A Agência Nacional do Petróleo, Gás Natural e Biocombustíveis (ANP) instaurou nesta quinta-feira (2) uma ação fiscalizatória para apurar irregularidades no leilão de GLP realizado pela Petrobras em 31 de março.
A suspeita central é de que os preços praticados no leilão incluíam ágios elevados, possivelmente acima dos Preços de Paridade de Importação (PPI) — referência usada para balizar a competitividade do mercado doméstico.
A iniciativa ocorreu horas depois de o presidente Luiz Inácio Lula da Silva classificar publicamente o leilão como “bandidagem” durante entrevista à TV Record.
O que disse Lula — e o que a ANP foi apurar
“Foi feito um leilão, com cretinice e bandidagem que fizeram com o óleo diesel. As pessoas sabiam da orientação do governo e da Petrobras: ‘Não vamos aumentar o GLP’. Pois fizeram um leilão contra a vontade da direção da Petrobras”, afirmou Lula em entrevista à TV Record na manhã desta quinta.
As declarações do presidente vieram antes do anúncio formal da ANP, mas na prática funcionaram como o estopim público para a ação regulatória. Equipes da agência foram enviadas à Refinaria Duque de Caxias (Reduc), no Rio de Janeiro, e à Refinaria Gabriel Passos (Regap), em Minas Gerais.
A ANP, porém, deixou claro que as solicitações de informações abrangem todos os polos produtores da companhia — não apenas as duas unidades visitadas fisicamente.
Base legal da fiscalização
A ação se apoia, entre outros fundamentos, em uma medida provisória editada no ano passado que ampliou as competências legais da ANP. Com a MP, a agência passou a ter poderes explícitos para apurar elevação abusiva de preços e recusa injustificada de fornecimento de combustíveis, biocombustíveis e derivados de petróleo.
A fiscalização desta quinta tem raízes em um imbróglio anterior: em março, a ANP já havia notificado a Petrobras a reoferecer leilões de combustíveis que haviam sido cancelados, intensificando o monitoramento sobre as práticas comerciais da estatal.
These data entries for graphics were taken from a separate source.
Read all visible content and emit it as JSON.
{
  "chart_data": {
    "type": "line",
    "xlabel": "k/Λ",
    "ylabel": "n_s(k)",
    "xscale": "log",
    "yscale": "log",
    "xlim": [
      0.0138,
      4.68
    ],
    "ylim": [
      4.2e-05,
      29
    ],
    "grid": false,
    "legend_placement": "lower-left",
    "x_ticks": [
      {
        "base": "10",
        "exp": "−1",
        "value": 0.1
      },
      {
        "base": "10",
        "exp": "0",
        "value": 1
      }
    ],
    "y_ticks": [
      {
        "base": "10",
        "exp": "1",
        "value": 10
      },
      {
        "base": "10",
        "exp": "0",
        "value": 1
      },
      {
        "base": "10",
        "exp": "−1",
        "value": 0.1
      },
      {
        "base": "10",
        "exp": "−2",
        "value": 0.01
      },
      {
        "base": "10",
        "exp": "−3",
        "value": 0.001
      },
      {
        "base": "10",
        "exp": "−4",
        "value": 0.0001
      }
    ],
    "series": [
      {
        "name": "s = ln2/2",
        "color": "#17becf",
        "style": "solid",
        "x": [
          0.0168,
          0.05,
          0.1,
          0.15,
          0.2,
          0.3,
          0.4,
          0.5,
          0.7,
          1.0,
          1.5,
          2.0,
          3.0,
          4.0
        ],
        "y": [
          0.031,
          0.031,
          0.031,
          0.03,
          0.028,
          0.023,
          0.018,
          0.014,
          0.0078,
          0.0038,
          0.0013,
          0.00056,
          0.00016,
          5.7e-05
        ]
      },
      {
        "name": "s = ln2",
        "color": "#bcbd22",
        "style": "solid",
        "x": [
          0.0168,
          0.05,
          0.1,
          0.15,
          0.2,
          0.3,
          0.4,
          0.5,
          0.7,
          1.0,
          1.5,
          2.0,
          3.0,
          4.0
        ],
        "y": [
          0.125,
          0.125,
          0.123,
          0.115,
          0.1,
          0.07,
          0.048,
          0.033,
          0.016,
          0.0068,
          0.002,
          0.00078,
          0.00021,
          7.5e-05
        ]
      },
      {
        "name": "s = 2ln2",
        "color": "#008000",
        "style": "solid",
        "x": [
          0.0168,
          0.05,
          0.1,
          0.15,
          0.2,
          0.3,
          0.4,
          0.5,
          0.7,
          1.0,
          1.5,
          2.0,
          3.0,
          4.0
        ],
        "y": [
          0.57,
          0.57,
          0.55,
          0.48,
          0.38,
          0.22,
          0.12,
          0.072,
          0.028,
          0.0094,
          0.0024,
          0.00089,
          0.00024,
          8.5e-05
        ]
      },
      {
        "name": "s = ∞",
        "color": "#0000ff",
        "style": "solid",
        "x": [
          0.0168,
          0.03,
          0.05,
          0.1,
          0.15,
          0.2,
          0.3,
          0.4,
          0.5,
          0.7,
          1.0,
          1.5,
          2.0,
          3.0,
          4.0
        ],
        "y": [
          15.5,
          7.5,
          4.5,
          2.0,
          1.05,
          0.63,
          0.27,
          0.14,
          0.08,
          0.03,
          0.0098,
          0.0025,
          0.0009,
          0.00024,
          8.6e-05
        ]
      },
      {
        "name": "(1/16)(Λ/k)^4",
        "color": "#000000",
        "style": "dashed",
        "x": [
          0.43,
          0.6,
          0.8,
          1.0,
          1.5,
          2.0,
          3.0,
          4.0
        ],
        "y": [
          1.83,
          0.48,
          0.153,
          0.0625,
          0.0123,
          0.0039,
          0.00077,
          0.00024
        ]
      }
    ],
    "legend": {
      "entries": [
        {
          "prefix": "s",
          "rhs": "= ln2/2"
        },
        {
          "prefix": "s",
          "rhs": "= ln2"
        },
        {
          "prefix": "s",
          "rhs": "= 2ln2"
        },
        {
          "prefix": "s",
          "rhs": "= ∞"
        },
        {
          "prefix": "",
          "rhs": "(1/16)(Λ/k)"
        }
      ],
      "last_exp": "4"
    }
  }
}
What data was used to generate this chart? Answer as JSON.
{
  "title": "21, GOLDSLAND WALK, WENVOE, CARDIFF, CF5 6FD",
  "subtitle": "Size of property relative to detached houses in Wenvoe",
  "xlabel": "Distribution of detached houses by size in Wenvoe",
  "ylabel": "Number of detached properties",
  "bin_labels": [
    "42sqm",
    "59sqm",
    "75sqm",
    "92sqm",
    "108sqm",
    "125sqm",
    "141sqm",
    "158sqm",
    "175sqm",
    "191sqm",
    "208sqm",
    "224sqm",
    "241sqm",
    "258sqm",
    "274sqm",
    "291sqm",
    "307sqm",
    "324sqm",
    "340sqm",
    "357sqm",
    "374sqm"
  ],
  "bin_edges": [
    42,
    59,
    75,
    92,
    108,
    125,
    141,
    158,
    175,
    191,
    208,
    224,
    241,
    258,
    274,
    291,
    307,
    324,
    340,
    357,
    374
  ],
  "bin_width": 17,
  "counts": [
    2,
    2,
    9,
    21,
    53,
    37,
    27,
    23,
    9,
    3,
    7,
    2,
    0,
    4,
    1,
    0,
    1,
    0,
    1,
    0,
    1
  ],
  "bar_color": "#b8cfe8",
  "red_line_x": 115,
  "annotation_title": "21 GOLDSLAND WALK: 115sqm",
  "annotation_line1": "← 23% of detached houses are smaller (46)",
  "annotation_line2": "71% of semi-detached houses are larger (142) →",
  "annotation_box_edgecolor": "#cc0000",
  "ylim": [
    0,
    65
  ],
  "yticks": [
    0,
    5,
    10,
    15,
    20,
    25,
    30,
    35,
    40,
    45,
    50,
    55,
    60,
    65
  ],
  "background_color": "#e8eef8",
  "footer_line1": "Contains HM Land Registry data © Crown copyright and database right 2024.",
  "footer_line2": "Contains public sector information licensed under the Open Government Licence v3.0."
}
Leia mais: ANP exige que Petrobras eleve oferta de combustíveis no Brasil.
ANP ressalva: ainda não há constatação de irregularidade
Em nota, a agência reguladora fez questão de separar a abertura da fiscalização de qualquer julgamento antecipado. “A instauração da fiscalização não representa juízo prévio de que foram constatadas irregularidades, sendo assegurados à empresa fiscalizada o contraditório e a ampla defesa”, informou a ANP.
Caso a apuração confirme infrações, a Petrobras poderá responder a um processo administrativo que pode resultar em multa, conforme a legislação aplicável.
O episódio se insere em um padrão de escalada entre o governo federal e o setor de combustíveis. A declaração de Lula desta quinta não é isolada: nas últimas semanas, o presidente já havia acionado a PF e a Senacon para investigar suspeita de cartel no diesel, consolidando uma ofensiva pessoal contra práticas que considera abusivas no setor. Veja: Lula aciona PF e Senacon para investigar suspeita de cartel no diesel.
A Petrobras ainda não se manifestou publicamente sobre a fiscalização da ANP relacionada ao leilão de GLP de 31 de março.